While this phenomenon manifests in many different ways (many of which we still do not understand or even recognize yet), the sense of humor that Mwinga develops on his Tumblr page affects his sense of humor/humorous interactions with friends offline, and vice versa. For example, it is common on Tumblr to write “I can’t,” “I’m crying,” “omg stop,” and other overly-dramatic statements if a user finds something particularly amusing. Mwinga has adapted this hyperbolic sense of humor and vocabulary, which he uses regularly online, to regular colloquial use.

Furthermore, it is common on Tumblr to sexualize things and situations completely out of context; a humorous practice that Mwinga has also integrated into his offline social interactions. In most offline contexts, this would be considered inappropriate, which is why when Mwinga does crack jokes in this way it is sparingly and in a more tasteful, reserved way than online. Though an ‘identity blending’ does occur, the divide between online and offline remains. This makes sense, as the Tumblr world is a completely different environment than Mwinga’s offline world.
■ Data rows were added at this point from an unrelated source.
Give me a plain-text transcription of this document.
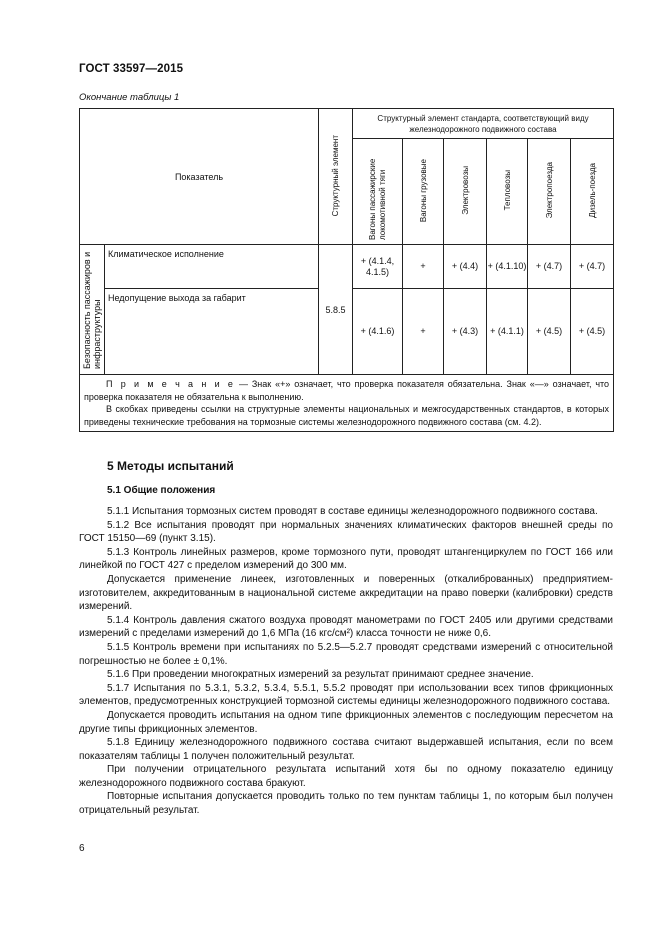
ГОСТ 33597—2015
Окончание таблицы 1
Показатель		Структурный элемент	Структурный элемент стандарта, соответствующий виду железнодорожного подвижного состава					
			Вагоны пассажирские локомотивной тяги	Вагоны грузовые	Электровозы	Тепловозы	Электропоезда	Дизель-поезда
Безопасность пассажиров и инфраструктуры	Климатическое исполнение	5.8.5	+ (4.1.4, 4.1.5)	+	+ (4.4)	+ (4.1.10)	+ (4.7)	+ (4.7)
	Недопущение выхода за габарит		+ (4.1.6)	+	+ (4.3)	+ (4.1.1)	+ (4.5)	+ (4.5)

П р и м е ч а н и е — Знак «+» означает, что проверка показателя обязательна. Знак «—» означает, что проверка показателя не обязательна к выполнению.
В скобках приведены ссылки на структурные элементы национальных и межгосударственных стандартов, в которых приведены технические требования на тормозные системы железнодорожного подвижного состава (см. 4.2).								
5 Методы испытаний
5.1 Общие положения

5.1.1 Испытания тормозных систем проводят в составе единицы железнодорожного подвижного состава.

5.1.2 Все испытания проводят при нормальных значениях климатических факторов внешней среды по ГОСТ 15150—69 (пункт 3.15).

5.1.3 Контроль линейных размеров, кроме тормозного пути, проводят штангенциркулем по ГОСТ 166 или линейкой по ГОСТ 427 с пределом измерений до 300 мм.

Допускается применение линеек, изготовленных и поверенных (откалиброванных) предприятием-изготовителем, аккредитованным в национальной системе аккредитации на право поверки (калибровки) средств измерений.

5.1.4 Контроль давления сжатого воздуха проводят манометрами по ГОСТ 2405 или другими средствами измерений с пределами измерений до 1,6 МПа (16 кгс/см²) класса точности не ниже 0,6.

5.1.5 Контроль времени при испытаниях по 5.2.5—5.2.7 проводят средствами измерений с относительной погрешностью не более ± 0,1%.

5.1.6 При проведении многократных измерений за результат принимают среднее значение.

5.1.7 Испытания по 5.3.1, 5.3.2, 5.3.4, 5.5.1, 5.5.2 проводят при использовании всех типов фрикционных элементов, предусмотренных конструкцией тормозной системы единицы железнодорожного подвижного состава.

Допускается проводить испытания на одном типе фрикционных элементов с последующим пересчетом на другие типы фрикционных элементов.

5.1.8 Единицу железнодорожного подвижного состава считают выдержавшей испытания, если по всем показателям таблицы 1 получен положительный результат.

При получении отрицательного результата испытаний хотя бы по одному показателю единицу железнодорожного подвижного состава бракуют.

Повторные испытания допускается проводить только по тем пунктам таблицы 1, по которым был получен отрицательный результат.

6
Though he is undeniably pervasive all over the Internet (google Mwinga and see what comes up), he remains humble. “I don’t expect to get notes or anything. I don’t do it because I like notes and want notes, I do it because it’s fun for me,” he clarified. While many microcelebrities use social media as platforms for self-promotion and ultimately professional endeavors (see my blog posts on Jennifer Wang), for many such as Mwinga social media remains a source of entertainment, an outlet for creative and social energy. At the end of the day, Mwinga is committed to staying as true to himself, his own sense of humor, and the community that he has become a part of as possible. Authenticity reigns supreme, and Mwinga strives to maintain authenticity for himself and for his following—the sheer volume of his followers is testament to the fact that he succeeds in this.
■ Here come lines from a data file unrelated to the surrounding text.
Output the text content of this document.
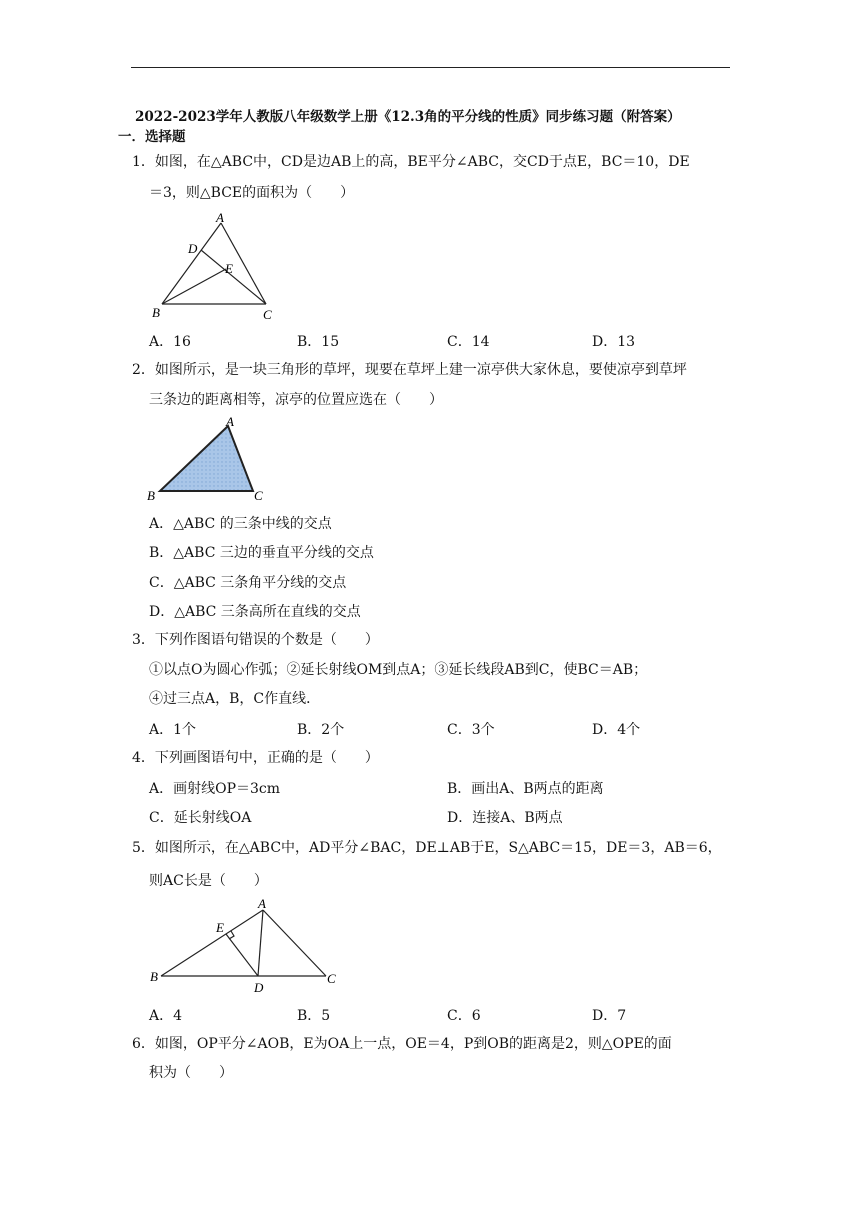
2022-2023学年人教版八年级数学上册《12.3角的平分线的性质》同步练习题（附答案）
一．选择题
1．如图，在△ABC中，CD是边AB上的高，BE平分∠ABC，交CD于点E，BC＝10，DE
＝3，则△BCE的面积为（　　）
A
D
E
B	C
A．16	B．15	C．14	D．13
2．如图所示，是一块三角形的草坪，现要在草坪上建一凉亭供大家休息，要使凉亭到草坪
三条边的距离相等，凉亭的位置应选在（　　）
A
B	C
A．△ABC 的三条中线的交点
B．△ABC 三边的垂直平分线的交点
C．△ABC 三条角平分线的交点
D．△ABC 三条高所在直线的交点
3．下列作图语句错误的个数是（　　）
①以点O为圆心作弧；②延长射线OM到点A；③延长线段AB到C，使BC＝AB；
④过三点A，B，C作直线．
A．1个	B．2个	C．3个	D．4个
4．下列画图语句中，正确的是（　　）
A．画射线OP＝3cm	B．画出A、B两点的距离
C．延长射线OA	D．连接A、B两点
5．如图所示，在△ABC中，AD平分∠BAC，DE⊥AB于E，S△ABC＝15，DE＝3，AB＝6，
则AC长是（　　）
A
E
B
D
C
A．4	B．5	C．6	D．7
6．如图，OP平分∠AOB，E为OA上一点，OE＝4，P到OB的距离是2，则△OPE的面
积为（　　）
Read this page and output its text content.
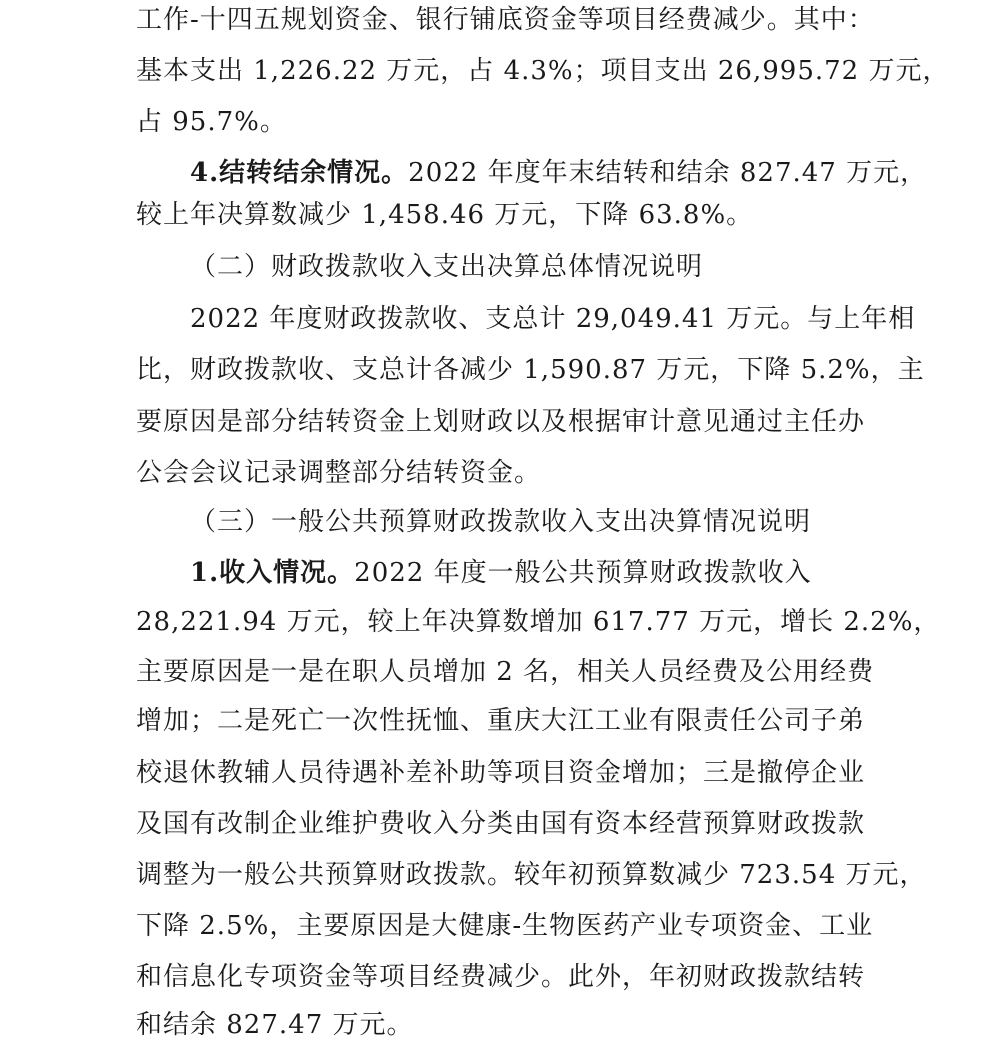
工作-十四五规划资金、银行铺底资金等项目经费减少。其中：
基本支出 1,226.22 万元，占 4.3%；项目支出 26,995.72 万元，
占 95.7%。
4.结转结余情况。2022 年度年末结转和结余 827.47 万元，
较上年决算数减少 1,458.46 万元，下降 63.8%。
（二）财政拨款收入支出决算总体情况说明
2022 年度财政拨款收、支总计 29,049.41 万元。与上年相
比，财政拨款收、支总计各减少 1,590.87 万元，下降 5.2%，主
要原因是部分结转资金上划财政以及根据审计意见通过主任办
公会会议记录调整部分结转资金。
（三）一般公共预算财政拨款收入支出决算情况说明
1.收入情况。2022 年度一般公共预算财政拨款收入
28,221.94 万元，较上年决算数增加 617.77 万元，增长 2.2%，
主要原因是一是在职人员增加 2 名，相关人员经费及公用经费
增加；二是死亡一次性抚恤、重庆大江工业有限责任公司子弟
校退休教辅人员待遇补差补助等项目资金增加；三是撤停企业
及国有改制企业维护费收入分类由国有资本经营预算财政拨款
调整为一般公共预算财政拨款。较年初预算数减少 723.54 万元，
下降 2.5%，主要原因是大健康-生物医药产业专项资金、工业
和信息化专项资金等项目经费减少。此外，年初财政拨款结转
和结余 827.47 万元。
“I enjoy the attention sometimes, but sometimes I don’t. It’s 50/50 really, and depends on the mood that I’m in. Sometimes I just want to reblog stuff and not have it questioned and scrutinized by 50 different people,” Mwinga explained. In his piece “Virtual Closets: Strategic Identity Construction and Social Media,” Bruce E. Drushel describes the effects of a lack of physical identification in interaction on social dynamics and inter-user interactions.  In online environments, “neither social cues, such as nonverbal behaviors, nor the physical environments are available. The absence of such cues…can lead to more uninhibited behavior, such as verbal aggression, blunt disclosure, and nonconforming behavior.” With a massive following comes a lot of microscopic attention, which has beneficial as well as disagreeable results. Tumblr users, usually shrouded in anonymity but oftentimes not, are notorious for uninhibited behaviors like this online.
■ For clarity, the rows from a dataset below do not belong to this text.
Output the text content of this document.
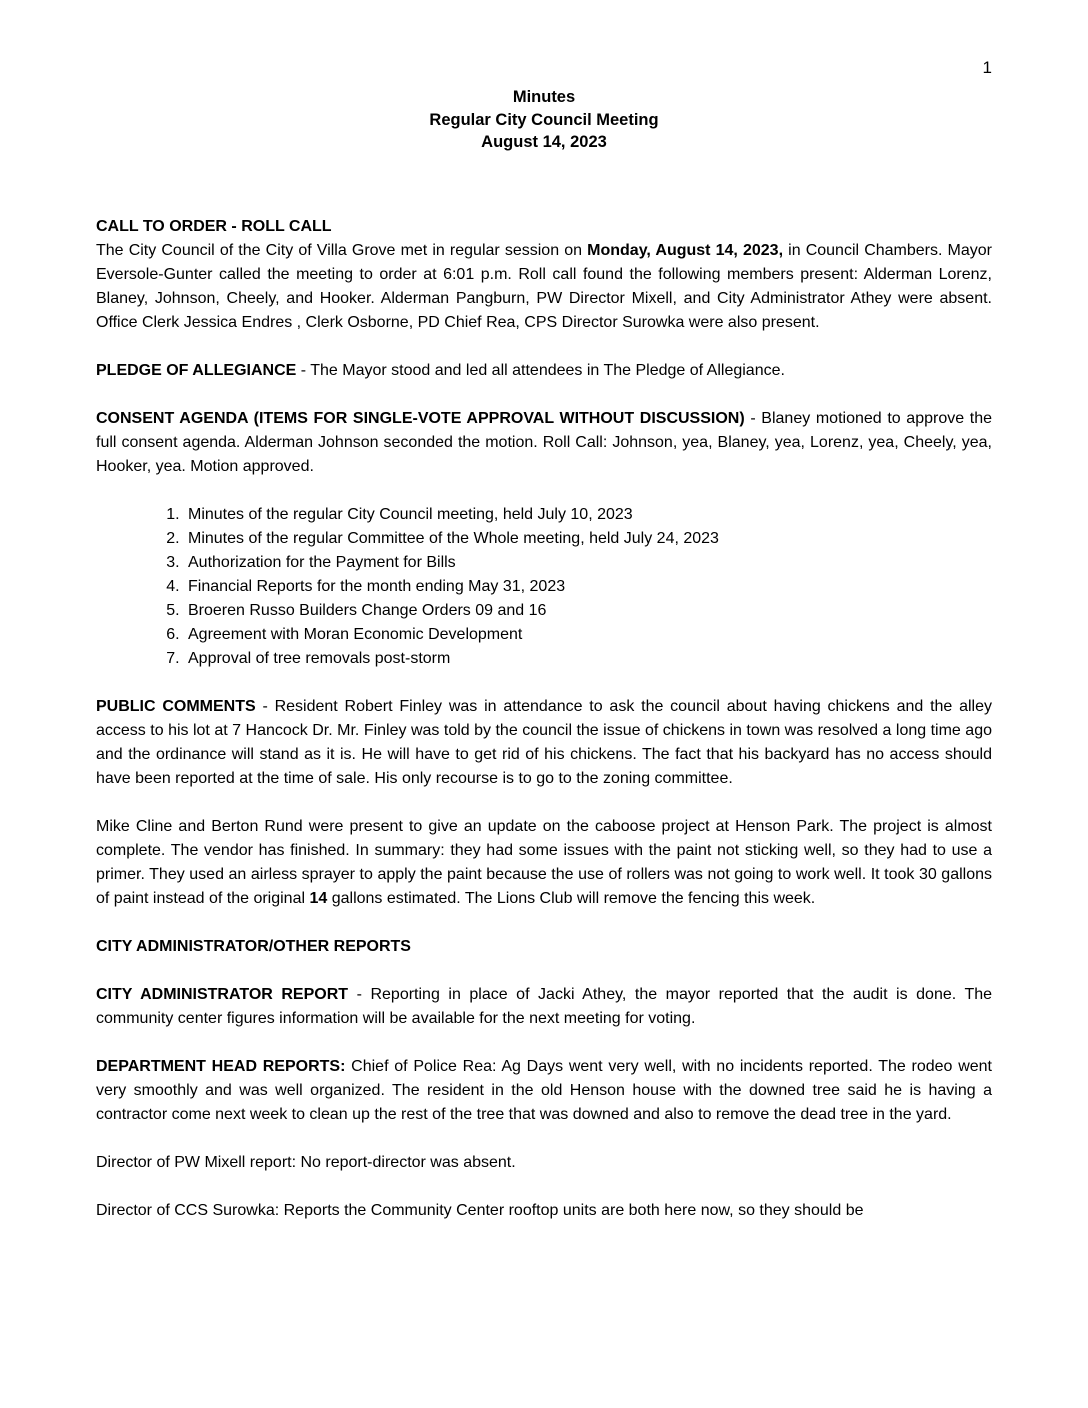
1
Minutes
Regular City Council Meeting
August 14, 2023

CALL TO ORDER - ROLL CALL

The City Council of the City of Villa Grove met in regular session on Monday, August 14, 2023, in Council Chambers. Mayor Eversole-Gunter called the meeting to order at 6:01 p.m. Roll call found the following members present: Alderman Lorenz, Blaney, Johnson, Cheely, and Hooker. Alderman Pangburn, PW Director Mixell, and City Administrator Athey were absent. Office Clerk Jessica Endres , Clerk Osborne, PD Chief Rea, CPS Director Surowka were also present.

PLEDGE OF ALLEGIANCE - The Mayor stood and led all attendees in The Pledge of Allegiance.

CONSENT AGENDA (ITEMS FOR SINGLE-VOTE APPROVAL WITHOUT DISCUSSION) - Blaney motioned to approve the full consent agenda. Alderman Johnson seconded the motion. Roll Call: Johnson, yea, Blaney, yea, Lorenz, yea, Cheely, yea, Hooker, yea. Motion approved.

1. Minutes of the regular City Council meeting, held July 10, 2023
2. Minutes of the regular Committee of the Whole meeting, held July 24, 2023
3. Authorization for the Payment for Bills
4. Financial Reports for the month ending May 31, 2023
5. Broeren Russo Builders Change Orders 09 and 16
6. Agreement with Moran Economic Development
7. Approval of tree removals post-storm

PUBLIC COMMENTS - Resident Robert Finley was in attendance to ask the council about having chickens and the alley access to his lot at 7 Hancock Dr. Mr. Finley was told by the council the issue of chickens in town was resolved a long time ago and the ordinance will stand as it is. He will have to get rid of his chickens. The fact that his backyard has no access should have been reported at the time of sale. His only recourse is to go to the zoning committee.

Mike Cline and Berton Rund were present to give an update on the caboose project at Henson Park. The project is almost complete. The vendor has finished. In summary: they had some issues with the paint not sticking well, so they had to use a primer. They used an airless sprayer to apply the paint because the use of rollers was not going to work well. It took 30 gallons of paint instead of the original 14 gallons estimated. The Lions Club will remove the fencing this week.

CITY ADMINISTRATOR/OTHER REPORTS

CITY ADMINISTRATOR REPORT - Reporting in place of Jacki Athey, the mayor reported that the audit is done. The community center figures information will be available for the next meeting for voting.

DEPARTMENT HEAD REPORTS: Chief of Police Rea: Ag Days went very well, with no incidents reported. The rodeo went very smoothly and was well organized. The resident in the old Henson house with the downed tree said he is having a contractor come next week to clean up the rest of the tree that was downed and also to remove the dead tree in the yard.

Director of PW Mixell report: No report-director was absent.

Director of CCS Surowka: Reports the Community Center rooftop units are both here now, so they should be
Mwinga, like most other popular Tumblr users and microcelebrities in general, is often the target of these behaviors. What frustrates Mwinga the most is when his posts are taken the wrong way by his passionate following. In any online interaction, intonations and subtleties can be lost in the digital medium. When Mwinga receives the most negative feedback is when what he says is taken out of context. “The hate came all in the way that they [his following] took it [his commentary],” he explained. “I don’t like the attention when people take every little thing that I say and misconstrue it. I don’t like feeling like I have to wordcheck everything, like I’m walking on eggshells. If one person finds something that they don’t agree with, they light a spark and all of a sudden if I acknowledge that person that said something then EVERYONE says something.”